I choose to fix my eyes on Jesus. When my total focus is on HIM, He is all I want. He is all I desire. I’m ready for eternity with Him. I’m ready to do His will. I’m ready to be used by Him and my love for Him makes me want to live my life on earth all for His glory. May all see Him and desire Him!

I’ve just finished the first of three books that tell a story about some really bad things that people do. Since I don’t have my hands on the second book in this trilogy I just flipped on the TV in order to have some background noise as I played words with friends on my phone.

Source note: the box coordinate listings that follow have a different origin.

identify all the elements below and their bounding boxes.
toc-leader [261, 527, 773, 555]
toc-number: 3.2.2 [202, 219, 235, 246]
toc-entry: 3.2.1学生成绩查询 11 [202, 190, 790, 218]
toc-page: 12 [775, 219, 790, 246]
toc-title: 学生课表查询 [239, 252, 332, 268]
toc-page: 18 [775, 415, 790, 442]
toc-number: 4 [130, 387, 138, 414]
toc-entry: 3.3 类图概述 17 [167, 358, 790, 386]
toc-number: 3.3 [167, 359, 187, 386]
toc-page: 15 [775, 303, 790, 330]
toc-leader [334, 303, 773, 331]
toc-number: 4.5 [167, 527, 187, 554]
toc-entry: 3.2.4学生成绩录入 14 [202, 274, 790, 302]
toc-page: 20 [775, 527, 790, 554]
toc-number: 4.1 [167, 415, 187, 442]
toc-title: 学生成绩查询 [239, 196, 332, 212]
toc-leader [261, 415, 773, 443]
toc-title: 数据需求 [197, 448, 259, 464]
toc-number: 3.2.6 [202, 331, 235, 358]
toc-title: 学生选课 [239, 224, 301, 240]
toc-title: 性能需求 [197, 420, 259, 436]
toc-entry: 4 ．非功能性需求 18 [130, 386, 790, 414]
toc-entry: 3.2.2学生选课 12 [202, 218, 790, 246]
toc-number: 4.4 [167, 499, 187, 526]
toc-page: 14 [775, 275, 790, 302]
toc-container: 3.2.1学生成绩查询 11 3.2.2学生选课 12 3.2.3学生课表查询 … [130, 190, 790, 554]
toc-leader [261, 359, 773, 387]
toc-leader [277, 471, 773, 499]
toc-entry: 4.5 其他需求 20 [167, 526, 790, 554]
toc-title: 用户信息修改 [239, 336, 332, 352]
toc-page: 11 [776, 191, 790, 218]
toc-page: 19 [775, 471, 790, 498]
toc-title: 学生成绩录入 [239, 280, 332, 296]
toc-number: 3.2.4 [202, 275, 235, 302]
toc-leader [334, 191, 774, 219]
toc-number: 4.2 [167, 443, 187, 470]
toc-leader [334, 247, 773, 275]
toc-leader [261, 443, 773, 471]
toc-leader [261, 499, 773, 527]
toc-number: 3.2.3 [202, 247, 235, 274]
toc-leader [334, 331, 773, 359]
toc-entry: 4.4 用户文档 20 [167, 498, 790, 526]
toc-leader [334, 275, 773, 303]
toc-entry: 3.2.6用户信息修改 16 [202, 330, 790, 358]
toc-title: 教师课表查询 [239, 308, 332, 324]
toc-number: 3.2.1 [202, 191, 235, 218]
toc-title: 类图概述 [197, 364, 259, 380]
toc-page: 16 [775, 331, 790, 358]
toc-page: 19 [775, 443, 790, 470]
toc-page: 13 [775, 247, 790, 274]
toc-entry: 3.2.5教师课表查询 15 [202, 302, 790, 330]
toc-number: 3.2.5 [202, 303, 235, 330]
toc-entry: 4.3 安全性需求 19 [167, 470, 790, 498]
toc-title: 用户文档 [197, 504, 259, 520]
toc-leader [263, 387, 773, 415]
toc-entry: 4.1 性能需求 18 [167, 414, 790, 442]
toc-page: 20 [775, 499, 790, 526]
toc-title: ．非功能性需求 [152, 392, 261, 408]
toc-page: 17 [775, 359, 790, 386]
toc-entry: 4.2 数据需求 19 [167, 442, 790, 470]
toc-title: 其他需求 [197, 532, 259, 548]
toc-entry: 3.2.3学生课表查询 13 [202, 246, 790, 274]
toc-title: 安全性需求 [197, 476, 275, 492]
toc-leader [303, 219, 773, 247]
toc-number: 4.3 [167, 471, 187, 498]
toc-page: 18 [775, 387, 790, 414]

The news that was broadcasted into my hotel room was so disheartening; I had to stop and think.

The book I read was fiction. The TV was not. It was showing clips of sex scandals with politicians over the years. The lies fell from their lips to cover their shame, and then the next clip was the apology. I listened and realized that they aren’t much different from a lot of the bible characters I’ve read about. It’s sad really to watch the destruction and pain from wrong choices.

I get that wrong choices are where we do most of our learning. But, can we not start to learn from others wrong choices? Now, I’m thinking about my children. Can I not show them numerous mistakes made so that they can learn? As most parents desire to “shelter” their children from hearing and learning things too early, I’m starting to wonder if the more you tell them and share with them now, the more equipped they’ll be for what they will face.

For now, I’ll continue to teach them the truth that comes from my all time favorite hymn:
“Turn your eyes upon Jesus. Look full in His wonderful face. And the things of earth will grow strangely dim in the light of His glory and grace.”